What this allows then is the formation of advanced metal matrix composites, which is just a fancy way of saying that the metals become reinforced internally with fibers or particles that improve specified properties such as thermal conductivity, hardness, or yield strength.

Aiming for an aluminum alloy with special metal matrices that can withstand the force of a rocket, NASA and Elementum 3D first developed the novel aluminum variant known as A6061-RAM2 to build a nozzle and modify the powder used with a type of metal 3D printing called laser powder directed energy deposition.

However, not one to put all their eggs in one basket, NASA reached out to another commercial partner, RPM Innovations, out of Rapid City, South Dakota, to take this newly invented aluminum and specialized powder to build the RAMFIRE nozzles using their LP-DED process.
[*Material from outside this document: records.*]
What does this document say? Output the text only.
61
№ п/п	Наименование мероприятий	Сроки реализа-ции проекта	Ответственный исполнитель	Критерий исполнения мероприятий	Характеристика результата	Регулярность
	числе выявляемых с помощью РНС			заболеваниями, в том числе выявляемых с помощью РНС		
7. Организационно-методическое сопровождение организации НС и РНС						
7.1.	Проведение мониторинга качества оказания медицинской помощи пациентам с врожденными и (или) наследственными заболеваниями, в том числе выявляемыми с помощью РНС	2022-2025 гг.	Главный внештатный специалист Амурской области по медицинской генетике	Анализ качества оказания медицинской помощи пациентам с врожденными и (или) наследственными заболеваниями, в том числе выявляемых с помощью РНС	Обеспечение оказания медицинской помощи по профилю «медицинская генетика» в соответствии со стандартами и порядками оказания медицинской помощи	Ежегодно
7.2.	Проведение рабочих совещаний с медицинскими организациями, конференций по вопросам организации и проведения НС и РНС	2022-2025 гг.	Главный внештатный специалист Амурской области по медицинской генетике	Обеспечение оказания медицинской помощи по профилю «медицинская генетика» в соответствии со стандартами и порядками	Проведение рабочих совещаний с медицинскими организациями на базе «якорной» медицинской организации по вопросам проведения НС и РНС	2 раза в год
"Industry partnerships with specialty manufacturing vendors aid in advancing the supply base and help make additive manufacturing more accessible for NASA missions and the broader commercial and aerospace industry," said Paul Gradl, RAMFIRE principal investigator at NASA Marshall. "We've reduced the steps involved in the manufacturing process, allowing us to make large-scale engine components as a single build in a matter of days."

Put it to the test

With its sights on further horizons, NASA's Moon to Mars objectives will require the capability to send more cargo to deep space destinations. The functions of this new novel alloy could play an instrumental role by enabling the manufacturing of lightweight rocket components capable of withstanding high structural loads.

Typically costing upwards of US$1,500 per kilogram (2.2 pounds) to send anything outside Earth's atmosphere, if the overall weight of the vehicle can be reduced, extraplanetary travel could begin seeing more reasonable costs.
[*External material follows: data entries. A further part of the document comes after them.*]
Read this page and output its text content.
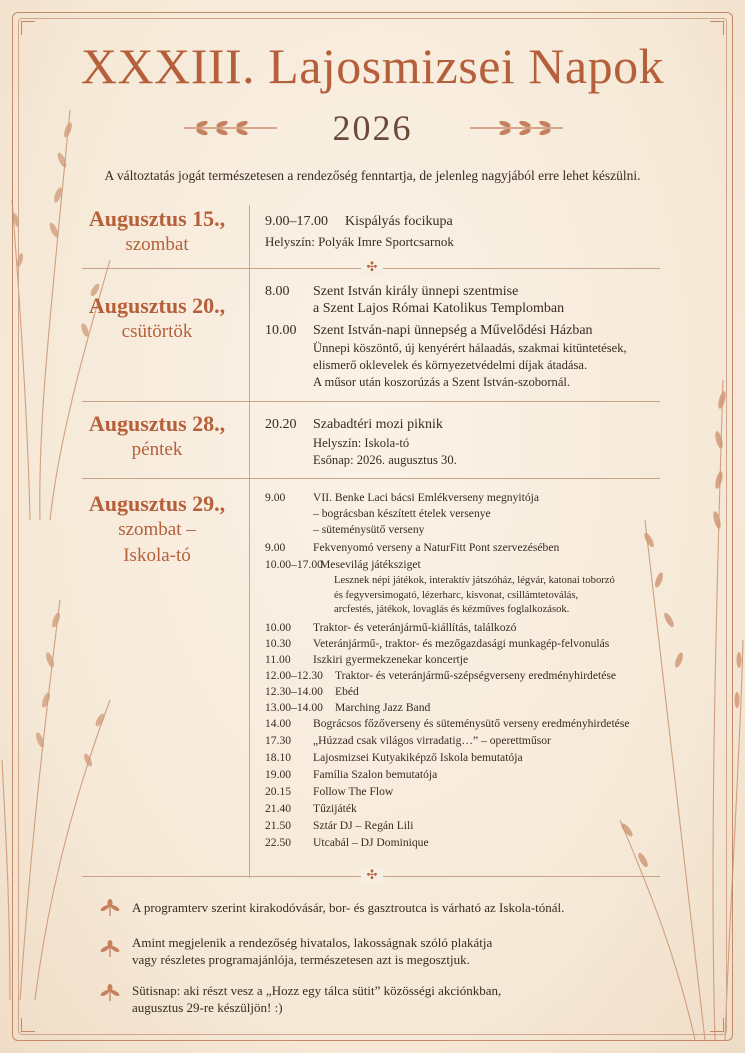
XXXIII. Lajosmizsei Napok
2026
A változtatás jogát természetesen a rendezőség fenntartja, de jelenleg nagyjából erre lehet készülni.
Augusztus 15.,
szombat
9.00–17.00 Kispályás focikupa
Helyszín: Polyák Imre Sportcsarnok
✣
Augusztus 20.,
csütörtök
8.00 Szent István király ünnepi szentmise
a Szent Lajos Római Katolikus Templomban
10.00 Szent István-napi ünnepség a Művelődési Házban
Ünnepi köszöntő, új kenyérért hálaadás, szakmai kitüntetések,
elismerő oklevelek és környezetvédelmi díjak átadása.
A műsor után koszorúzás a Szent István-szobornál.
Augusztus 28.,
péntek
20.20 Szabadtéri mozi piknik
Helyszín: Iskola-tó
Esőnap: 2026. augusztus 30.
Augusztus 29.,
szombat –
Iskola-tó
9.00 VII. Benke Laci bácsi Emlékverseny megnyitója
– bográcsban készített ételek versenye
– süteménysütő verseny
9.00 Fekvenyomó verseny a NaturFitt Pont szervezésében
10.00–17.00
Mesevilág játéksziget
Lesznek népi játékok, interaktív játszóház, légvár, katonai toborzó
és fegyversimogató, lézerharc, kisvonat, csillámtetoválás,
arcfestés, játékok, lovaglás és kézműves foglalkozások.
10.00 Traktor- és veteránjármű-kiállítás, találkozó
10.30 Veteránjármű-, traktor- és mezőgazdasági munkagép-felvonulás
11.00 Iszkiri gyermekzenekar koncertje
12.00–12.30 Traktor- és veteránjármű-szépségverseny eredményhirdetése
12.30–14.00 Ebéd
13.00–14.00 Marching Jazz Band
14.00 Bográcsos főzőverseny és süteménysütő verseny eredményhirdetése
17.30 „Húzzad csak világos virradatig…” – operettműsor
18.10 Lajosmizsei Kutyakiképző Iskola bemutatója
19.00 Família Szalon bemutatója
20.15 Follow The Flow
21.40 Tűzijáték
21.50 Sztár DJ – Regán Lili
22.50 Utcabál – DJ Dominique
✣
A programterv szerint kirakodóvásár, bor- és gasztroutca is várható az Iskola-tónál.
Amint megjelenik a rendezőség hivatalos, lakosságnak szóló plakátja
vagy részletes programajánlója, természetesen azt is megosztjuk.
Sütisnap: aki részt vesz a „Hozz egy tálca sütit” közösségi akciónkban,
augusztus 29-re készüljön! :)
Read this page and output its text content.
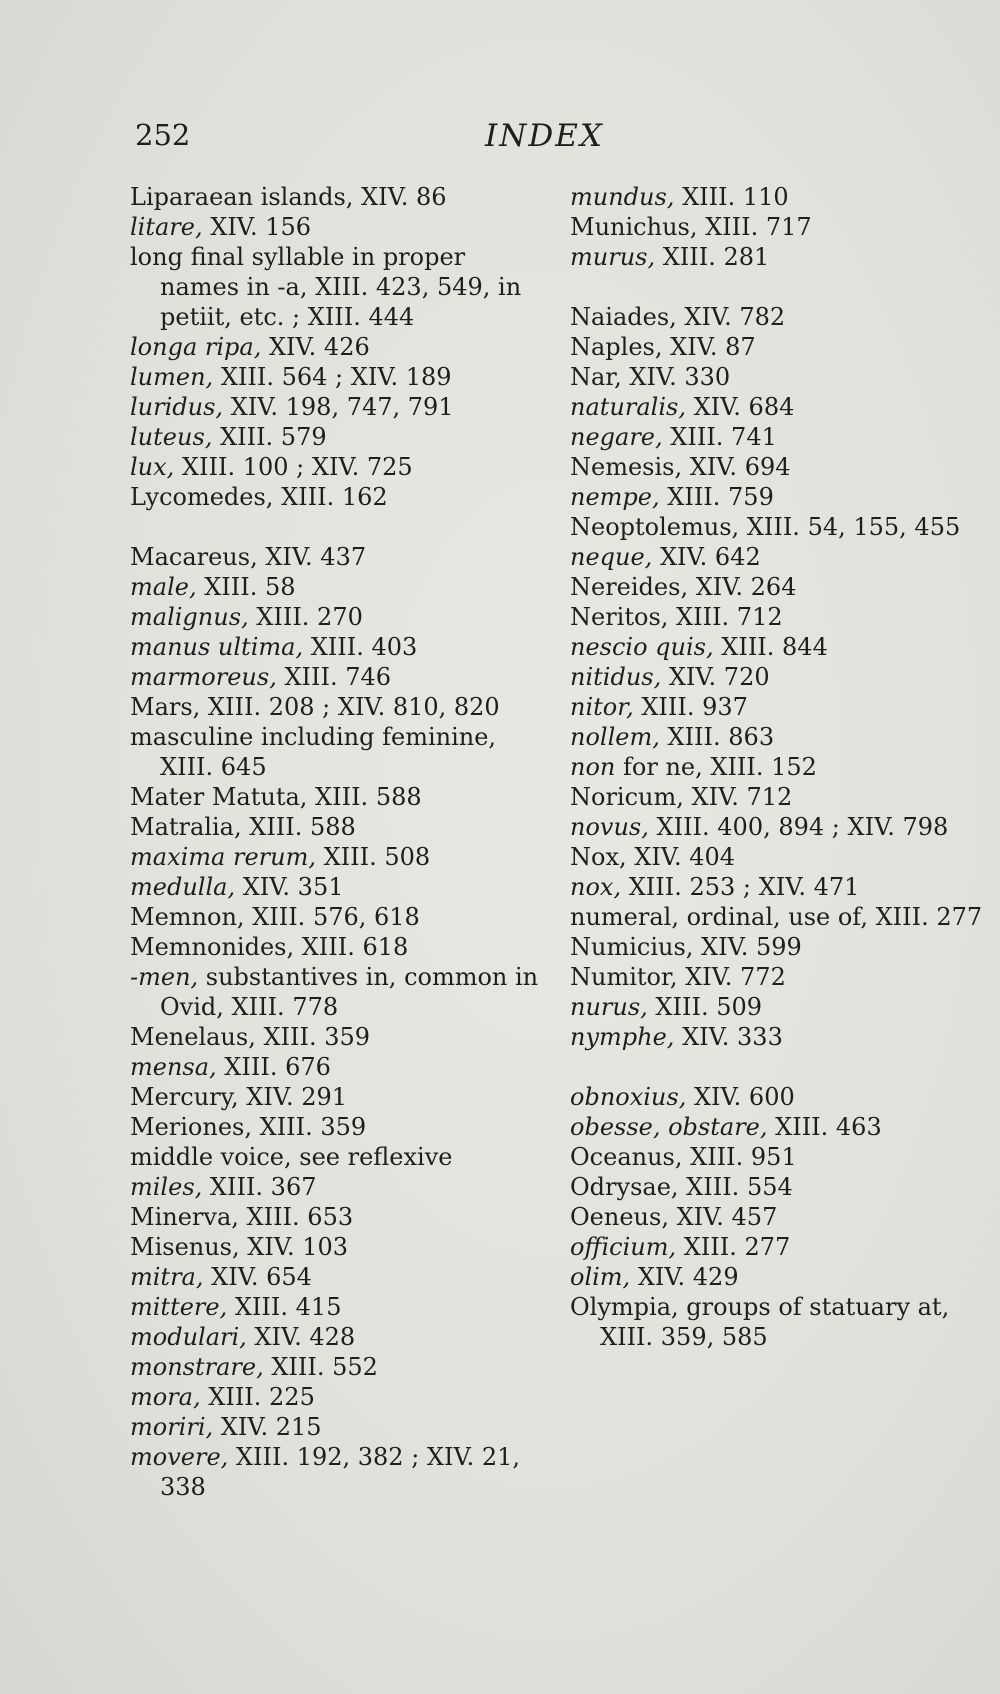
252	INDEX
Liparaean islands, XIV. 86
litare, XIV. 156
long final syllable in proper names in -a, XIII. 423, 549, in petiit, etc. ; XIII. 444
longa ripa, XIV. 426
lumen, XIII. 564 ; XIV. 189
luridus, XIV. 198, 747, 791
luteus, XIII. 579
lux, XIII. 100 ; XIV. 725
Lycomedes, XIII. 162
Macareus, XIV. 437
male, XIII. 58
malignus, XIII. 270
manus ultima, XIII. 403
marmoreus, XIII. 746
Mars, XIII. 208 ; XIV. 810, 820
masculine including feminine, XIII. 645
Mater Matuta, XIII. 588
Matralia, XIII. 588
maxima rerum, XIII. 508
medulla, XIV. 351
Memnon, XIII. 576, 618
Memnonides, XIII. 618
-men, substantives in, common in Ovid, XIII. 778
Menelaus, XIII. 359
mensa, XIII. 676
Mercury, XIV. 291
Meriones, XIII. 359
middle voice, see reflexive
miles, XIII. 367
Minerva, XIII. 653
Misenus, XIV. 103
mitra, XIV. 654
mittere, XIII. 415
modulari, XIV. 428
monstrare, XIII. 552
mora, XIII. 225
moriri, XIV. 215
movere, XIII. 192, 382 ; XIV. 21, 338
mundus, XIII. 110
Munichus, XIII. 717
murus, XIII. 281
Naiades, XIV. 782
Naples, XIV. 87
Nar, XIV. 330
naturalis, XIV. 684
negare, XIII. 741
Nemesis, XIV. 694
nempe, XIII. 759
Neoptolemus, XIII. 54, 155, 455
neque, XIV. 642
Nereides, XIV. 264
Neritos, XIII. 712
nescio quis, XIII. 844
nitidus, XIV. 720
nitor, XIII. 937
nollem, XIII. 863
non for ne, XIII. 152
Noricum, XIV. 712
novus, XIII. 400, 894 ; XIV. 798
Nox, XIV. 404
nox, XIII. 253 ; XIV. 471
numeral, ordinal, use of, XIII. 277
Numicius, XIV. 599
Numitor, XIV. 772
nurus, XIII. 509
nymphe, XIV. 333
obnoxius, XIV. 600
obesse, obstare, XIII. 463
Oceanus, XIII. 951
Odrysae, XIII. 554
Oeneus, XIV. 457
officium, XIII. 277
olim, XIV. 429
Olympia, groups of statuary at, XIII. 359, 585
Not settling on a maybe, earlier this summer at Marshall's East Test Area, two RAMFIRE nozzles completed multiple hot-fire tests using liquid oxygen and liquid hydrogen, as well as liquid oxygen and liquid methane fuel configurations.

With pressure chambers in excess of 825 pounds per square inch – much more than anticipated testing pressures – the nozzles successfully accumulated 22 starts and 579 seconds, or nearly 10 minutes of run time.

Thus, testing demonstrated that aluminum-based 3D-printed rocket nozzles can operate in the most demanding deep-space environments.

"This test series marks a significant milestone for the nozzle," Gradl said. "After putting the nozzle through the paces of a demanding hot-fire test series, we've demonstrated the nozzle can survive the thermal, structural, and pressure loads for a lunar lander scale engine."

In addition to successfully building and testing the rocket engine nozzles, the RAMFIRE project has used the RAMFIRE aluminum material and additive manufacturing process to construct other advanced large components for demonstration purposes. These include a 36-inch diameter aerospike nozzle with complex integral coolant channels and a vacuum-jacketed tank for cryogenic fluid applications.

NASA and industry partners are working to share the data and process with commercial stakeholders and academia. Various aerospace companies are evaluating the novel alloy and the LP-DED additive manufacturing process and looking for ways it can be used to make components for satellites and other applications.

But as it has been proved successful, it is safe to say that the long-held thought of the weakness of aluminum can just be cleverly engineered into desirable strengths.